Notice how they set up tests to be lighter on the GPU than normal, for the single dGPU testing, to showcase what differences there may be, as well, yet still end up with pretty minor improvements from major speed increases, or timings getting tighter. Until you're overclocking enough to want faster RAM, using multiple GPUs, or doing something that the CPU can't predict well enough (say, a large physics sim), the differences tend to be negligible. When they can't do that well enough, RAM sped and timings make a difference.įor most people, with most builds, even programs that get measured benefits tend to get <5% either way, often with greater variations than CL9 to CL11. The programmable CAS latency is listed as per the title. Cases where you might care are also cases where you'd be better off spending on faster RAM, as well.ĬPUs are very good at predicting their futures, and putting what they need in their caches. RAM TIMING Programmable CAS Latency: 11, 10, 9, 8, 7, 6 Build Help. Trust me when I say the only thing you should really worry about for RAM is capacity, and then it's literally just get as much as you need. I haven't built my first rig yet but I'm planning on it soon and have been researching literally for years. I know that it seems super complicated and I know I was super confused as to whether it mattered or not when I first started researching. And from the first reply you cna see it doesn't impact it all that much.ĭon't worry too much about it. For all intents and purposes, I wouldn't worry too much about the other timings the first value gives you a pretty good sense of performance. The values don't have to be the same, and the last one is usually a sum of different values, both reported and not reported. When companies advertise their timing they usually refer to just the first value. DDR4-2666) but the CAS latencies are different (i.e.
#CAS LATENCY 10 VS 11 HOW TO#
Those are different timings that are related to nuances in RAM module state changes, so they relate to how it responds to different things. Find out more about CAS latency, RAM speed, and how to measure memory.
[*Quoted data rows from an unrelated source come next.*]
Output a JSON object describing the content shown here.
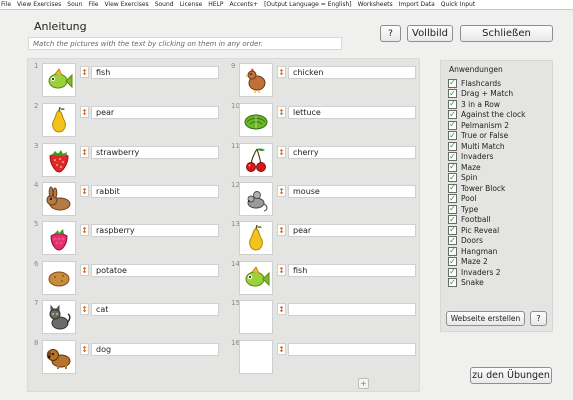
{
  "menu": [
    "File",
    "View Exercises",
    "Soun",
    "File",
    "View Exercises",
    "Sound",
    "License",
    "HELP",
    "Accents+",
    "[Output Language = English]",
    "Worksheets",
    "Import Data",
    "Quick Input"
  ],
  "header": {
    "title": "Anleitung",
    "instruction": "Match the pictures with the text by clicking on them in any order.",
    "help_label": "?",
    "fullscreen_label": "Vollbild",
    "close_label": "Schließen"
  },
  "items": [
    {
      "num": "1",
      "label": "fish",
      "icon": "fish-icon"
    },
    {
      "num": "2",
      "label": "pear",
      "icon": "pear-icon"
    },
    {
      "num": "3",
      "label": "strawberry",
      "icon": "strawberry-icon"
    },
    {
      "num": "4",
      "label": "rabbit",
      "icon": "rabbit-icon"
    },
    {
      "num": "5",
      "label": "raspberry",
      "icon": "raspberry-icon"
    },
    {
      "num": "6",
      "label": "potatoe",
      "icon": "potato-icon"
    },
    {
      "num": "7",
      "label": "cat",
      "icon": "cat-icon"
    },
    {
      "num": "8",
      "label": "dog",
      "icon": "dog-icon"
    },
    {
      "num": "9",
      "label": "chicken",
      "icon": "chicken-icon"
    },
    {
      "num": "10",
      "label": "lettuce",
      "icon": "lettuce-icon"
    },
    {
      "num": "11",
      "label": "cherry",
      "icon": "cherry-icon"
    },
    {
      "num": "12",
      "label": "mouse",
      "icon": "mouse-icon"
    },
    {
      "num": "13",
      "label": "pear",
      "icon": "pear-icon"
    },
    {
      "num": "14",
      "label": "fish",
      "icon": "fish-icon"
    },
    {
      "num": "15",
      "label": "",
      "icon": ""
    },
    {
      "num": "16",
      "label": "",
      "icon": ""
    }
  ],
  "handle_glyph": "↕",
  "add_label": "+",
  "sidebar": {
    "title": "Anwendungen",
    "check_glyph": "✓",
    "apps": [
      "Flashcards",
      "Drag + Match",
      "3 in a Row",
      "Against the clock",
      "Pelmanism 2",
      "True or False",
      "Multi Match",
      "Invaders",
      "Maze",
      "Spin",
      "Tower Block",
      "Pool",
      "Type",
      "Football",
      "Pic Reveal",
      "Doors",
      "Hangman",
      "Maze 2",
      "Invaders 2",
      "Snake"
    ],
    "website_label": "Webseite erstellen",
    "help_label": "?"
  },
  "footer": {
    "back_label": "zu den Übungen"
  }
}
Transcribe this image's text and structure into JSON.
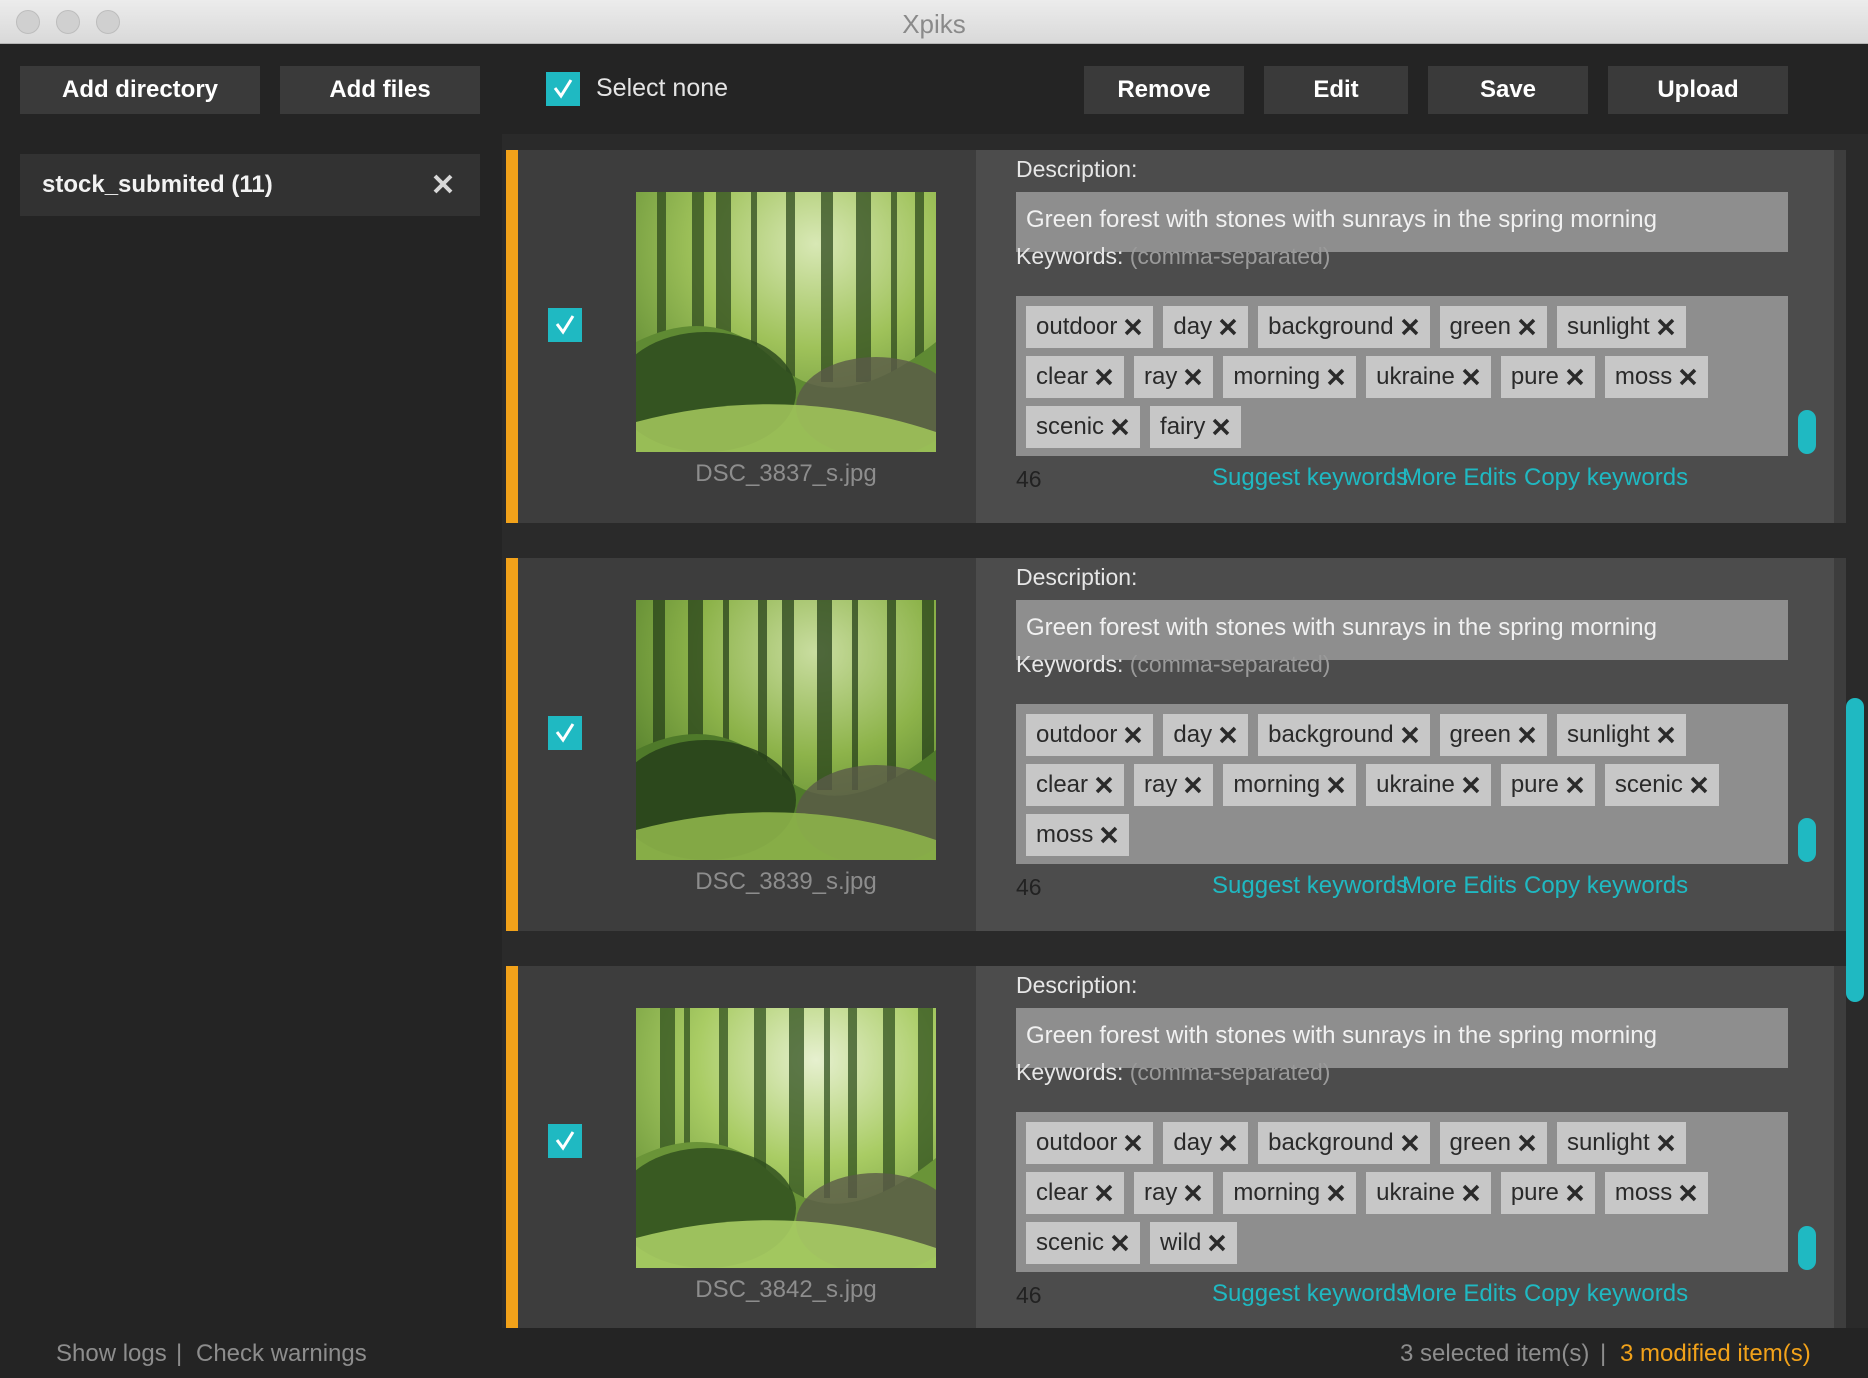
{
  "window": {
    "title": "Xpiks"
  },
  "toolbar": {
    "add_directory": "Add directory",
    "add_files": "Add files",
    "select_none": "Select none",
    "remove": "Remove",
    "edit": "Edit",
    "save": "Save",
    "upload": "Upload"
  },
  "sidebar": {
    "directories": [
      {
        "label": "stock_submited (11)"
      }
    ]
  },
  "colors": {
    "accent": "#1fb9c2",
    "modified": "#f2a21a"
  },
  "items": [
    {
      "filename": "DSC_3837_s.jpg",
      "description_label": "Description:",
      "description": "Green forest with stones with sunrays in the spring morning",
      "keywords_label": "Keywords:",
      "keywords_hint": "(comma-separated)",
      "keywords": [
        "outdoor",
        "day",
        "background",
        "green",
        "sunlight",
        "clear",
        "ray",
        "morning",
        "ukraine",
        "pure",
        "moss",
        "scenic",
        "fairy"
      ],
      "char_count": "46",
      "suggest": "Suggest keywords",
      "more_edits": "More Edits",
      "copy": "Copy keywords"
    },
    {
      "filename": "DSC_3839_s.jpg",
      "description_label": "Description:",
      "description": "Green forest with stones with sunrays in the spring morning",
      "keywords_label": "Keywords:",
      "keywords_hint": "(comma-separated)",
      "keywords": [
        "outdoor",
        "day",
        "background",
        "green",
        "sunlight",
        "clear",
        "ray",
        "morning",
        "ukraine",
        "pure",
        "scenic",
        "moss"
      ],
      "char_count": "46",
      "suggest": "Suggest keywords",
      "more_edits": "More Edits",
      "copy": "Copy keywords"
    },
    {
      "filename": "DSC_3842_s.jpg",
      "description_label": "Description:",
      "description": "Green forest with stones with sunrays in the spring morning",
      "keywords_label": "Keywords:",
      "keywords_hint": "(comma-separated)",
      "keywords": [
        "outdoor",
        "day",
        "background",
        "green",
        "sunlight",
        "clear",
        "ray",
        "morning",
        "ukraine",
        "pure",
        "moss",
        "scenic",
        "wild"
      ],
      "char_count": "46",
      "suggest": "Suggest keywords",
      "more_edits": "More Edits",
      "copy": "Copy keywords"
    }
  ],
  "status": {
    "show_logs": "Show logs",
    "separator": "|",
    "check_warnings": "Check warnings",
    "selected": "3 selected item(s)",
    "modified": "3 modified item(s)"
  }
}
#CAS LATENCY 10 VS 11 UPGRADE#
Buildzoid did a video about this just recently:Įarly DDR5 likely won't be any upgrade at all over a highly-tuned kit of DDR4. The XMP timings of many really fast DDR4 kits are awful and will provide lower real world performance than a slower, but highly tuned kit (but of course a faster kit that's also tuned will be even better). There's no point pumping a ton of extra bandwidth if it means your timings go to crap. Some games care a lot more about system memory than others though, and you'll see by far the biggest benefit when you're CPU-bound. You can easily see from testing of current DDR4 that both higher speeds and tightened timings help gaming performance.